Edit  Got a confirmation that this line was a bug. One of the pbrt authors pushed a fix today

template <>
inline Spectrum fromResult<Spectrum>(int nc, float *result) {
if (nc == 1)
return Spectrum(result[0]);
else {
Float rgb[3] = { result[0], result[1], result[2] };
return Spectrum::FromRGB(rgb);
}

}


This is a better solution, to actually pass a pbrt::Float[] into Spectrum::FromRGB by creating a local Float array variable called "rgb". (I assume the size is 3 just because "rgb" is 3 values.) Looks like since it's assured that the array pointed to by "result" is size 3, can initialize the "rgb" by passing in float values pointed to by the "result" array. The values are then implicitly converted to double values since Float is of type double due to the PBRT_FLOAT_AS_DOUBLE define, and then the array is good to go to be passed into the "FromRGB" function.

Cleaner and makes more sense than converting a float* to a double*, but still, happy I got some sort of bug fix working. Pretty cool, this would be the first bug I ever found in source code as big as this. Minor bug, but still, big self-achievement for me! : )

-The pbrt site says it supports pfm, exr, tga, png file formats (where pfm and exr are more "accurate" file formats because they can store floats for what I think are color values).

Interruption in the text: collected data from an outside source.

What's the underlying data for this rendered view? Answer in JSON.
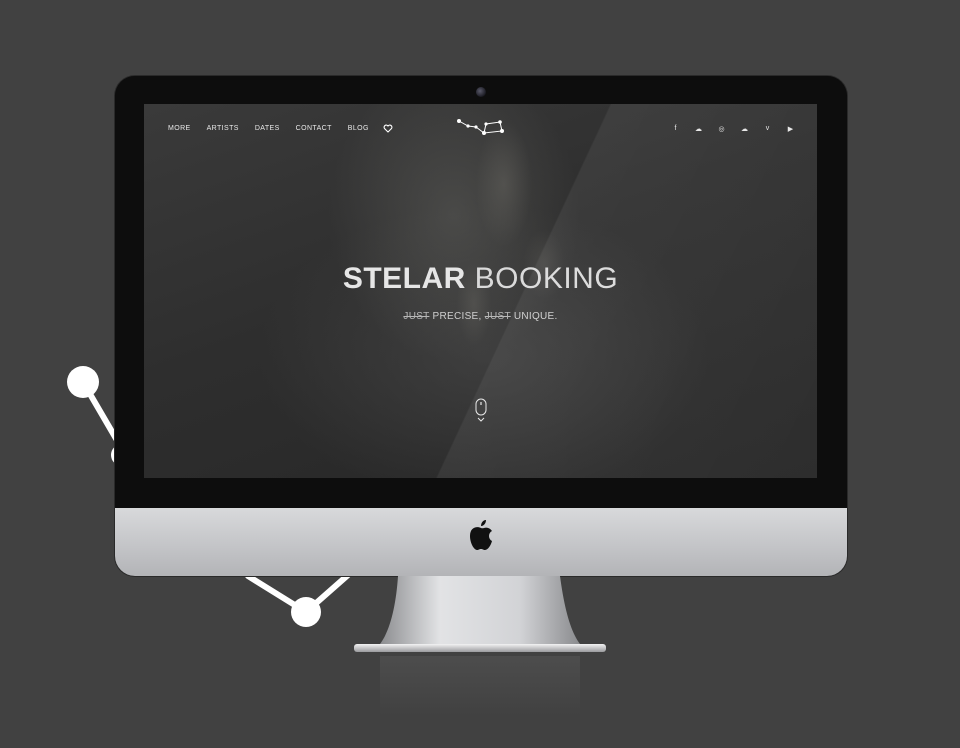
{
  "nav": {
    "items": [
      "MORE",
      "ARTISTS",
      "DATES",
      "CONTACT",
      "BLOG"
    ],
    "heart_icon": "heart-icon"
  },
  "site_logo": "constellation-logo",
  "social": {
    "icons": [
      "facebook-icon",
      "soundcloud-cloud-icon",
      "instagram-icon",
      "soundcloud-icon",
      "vimeo-icon",
      "youtube-icon"
    ],
    "glyphs": [
      "f",
      "☁",
      "◎",
      "☁",
      "v",
      "▶"
    ]
  },
  "hero": {
    "title_bold": "STELAR",
    "title_light": "BOOKING",
    "tagline_strike_1": "JUST",
    "tagline_part_1": "PRECISE,",
    "tagline_strike_2": "JUST",
    "tagline_part_2": "UNIQUE."
  },
  "colors": {
    "page_background": "#414141",
    "screen_background": "#2e2e2e",
    "text": "#e6e6e6",
    "monitor_chin": "#c4c5c8"
  }
}
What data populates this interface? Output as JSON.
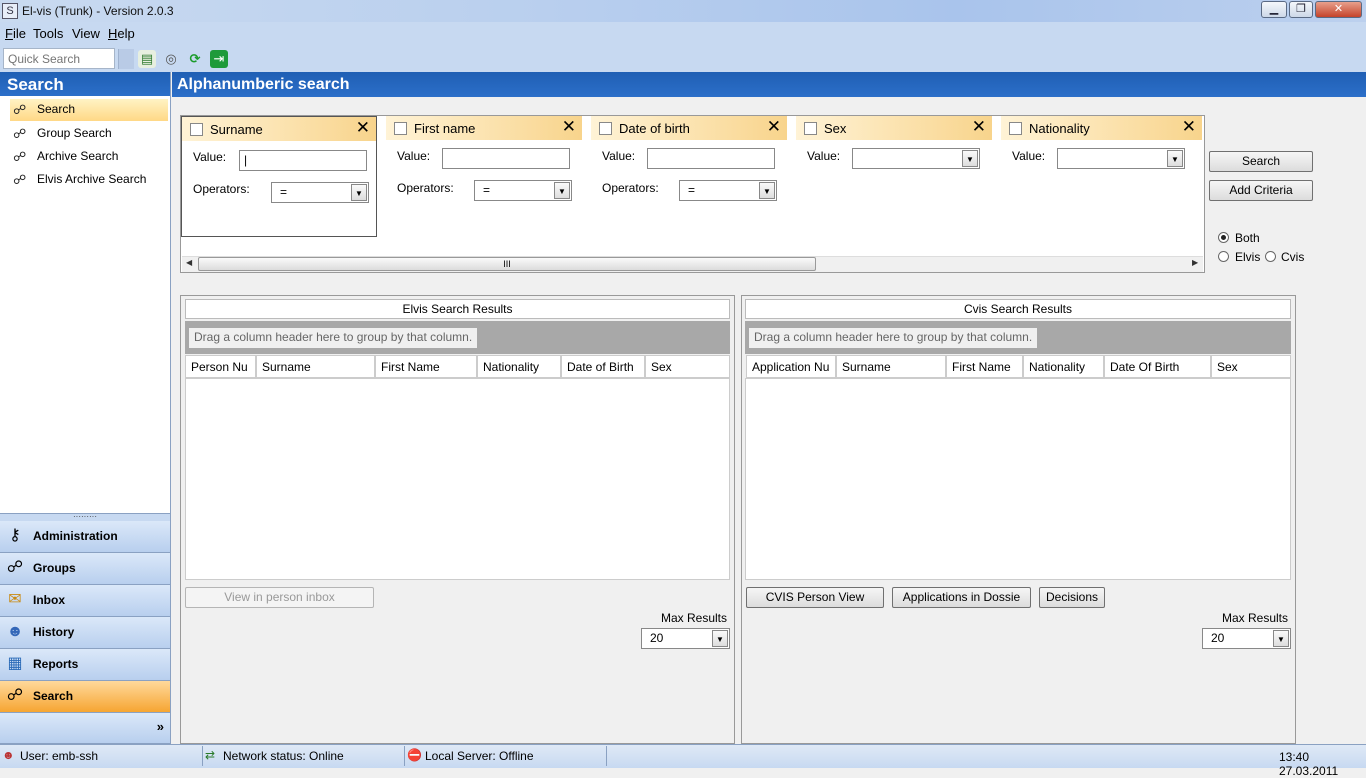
{
  "window": {
    "title": "El-vis (Trunk) - Version 2.0.3",
    "minimize": "▁",
    "maximize": "❐",
    "close": "✕"
  },
  "menu": {
    "file": {
      "acc": "F",
      "rest": "ile"
    },
    "tools": {
      "acc": "",
      "rest": "Tools"
    },
    "view": {
      "acc": "",
      "rest": "View"
    },
    "help": {
      "acc": "H",
      "rest": "elp"
    }
  },
  "toolbar": {
    "quick_search_placeholder": "Quick Search"
  },
  "left": {
    "header": "Search",
    "items": [
      {
        "label": "Search",
        "icon": "binoculars-icon"
      },
      {
        "label": "Group Search",
        "icon": "binoculars-icon"
      },
      {
        "label": "Archive Search",
        "icon": "binoculars-icon"
      },
      {
        "label": "Elvis Archive Search",
        "icon": "binoculars-icon"
      }
    ],
    "buttons": [
      {
        "label": "Administration",
        "icon": "keys-icon"
      },
      {
        "label": "Groups",
        "icon": "binoculars-icon"
      },
      {
        "label": "Inbox",
        "icon": "envelope-icon"
      },
      {
        "label": "History",
        "icon": "people-icon"
      },
      {
        "label": "Reports",
        "icon": "report-icon"
      },
      {
        "label": "Search",
        "icon": "binoculars-icon"
      }
    ],
    "expand": "»"
  },
  "main": {
    "header": "Alphanumberic search",
    "criteria": [
      {
        "title": "Surname",
        "value_label": "Value:",
        "operators_label": "Operators:",
        "operator": "="
      },
      {
        "title": "First name",
        "value_label": "Value:",
        "operators_label": "Operators:",
        "operator": "="
      },
      {
        "title": "Date of birth",
        "value_label": "Value:",
        "operators_label": "Operators:",
        "operator": "="
      },
      {
        "title": "Sex",
        "value_label": "Value:"
      },
      {
        "title": "Nationality",
        "value_label": "Value:"
      }
    ],
    "scroll_grip": "III",
    "search_button": "Search",
    "add_criteria_button": "Add Criteria",
    "scope": {
      "both": "Both",
      "elvis": "Elvis",
      "cvis": "Cvis",
      "selected": "Both"
    }
  },
  "elvis_results": {
    "title": "Elvis Search Results",
    "group_hint": "Drag a column header here to group by that column.",
    "columns": [
      "Person Nu",
      "Surname",
      "First Name",
      "Nationality",
      "Date of Birth",
      "Sex"
    ],
    "view_inbox_button": "View in person inbox",
    "max_results_label": "Max Results",
    "max_results": "20"
  },
  "cvis_results": {
    "title": "Cvis Search Results",
    "group_hint": "Drag a column header here to group by that column.",
    "columns": [
      "Application Nu",
      "Surname",
      "First Name",
      "Nationality",
      "Date Of Birth",
      "Sex"
    ],
    "buttons": [
      "CVIS Person View",
      "Applications in Dossie",
      "Decisions"
    ],
    "max_results_label": "Max Results",
    "max_results": "20"
  },
  "status": {
    "user": "User: emb-ssh",
    "network": "Network status: Online",
    "server": "Local Server:  Offline",
    "datetime": "13:40 27.03.2011"
  }
}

In the "teapot-metal.pbrt" file, in line 9 (doing this from Notepad++), you can change "teapot-metal.exr" to "teapot-metal.png" if you just want to see the image in a program like IrfanView immediately.



The pbrt-v3-scenes folder contains already made .exr files at pbrt-v3-scenes/images. A teapot-metal.exr is available in the "simple" folder.


-If you try to "Download ZIP" at the pbrt repo site or try to do clone the repo w/o the --recursive flag, you'll get an error in CMake GUI about the flag.


-When running "pbrt teapot-metal.pbrt" in cmd, teapot-metal.pbrt references other files. If it doesn't find them, it shows a warning, like below. The .pbrt file uses custom-made text inputs, from what I'm seeing. They include references to other files.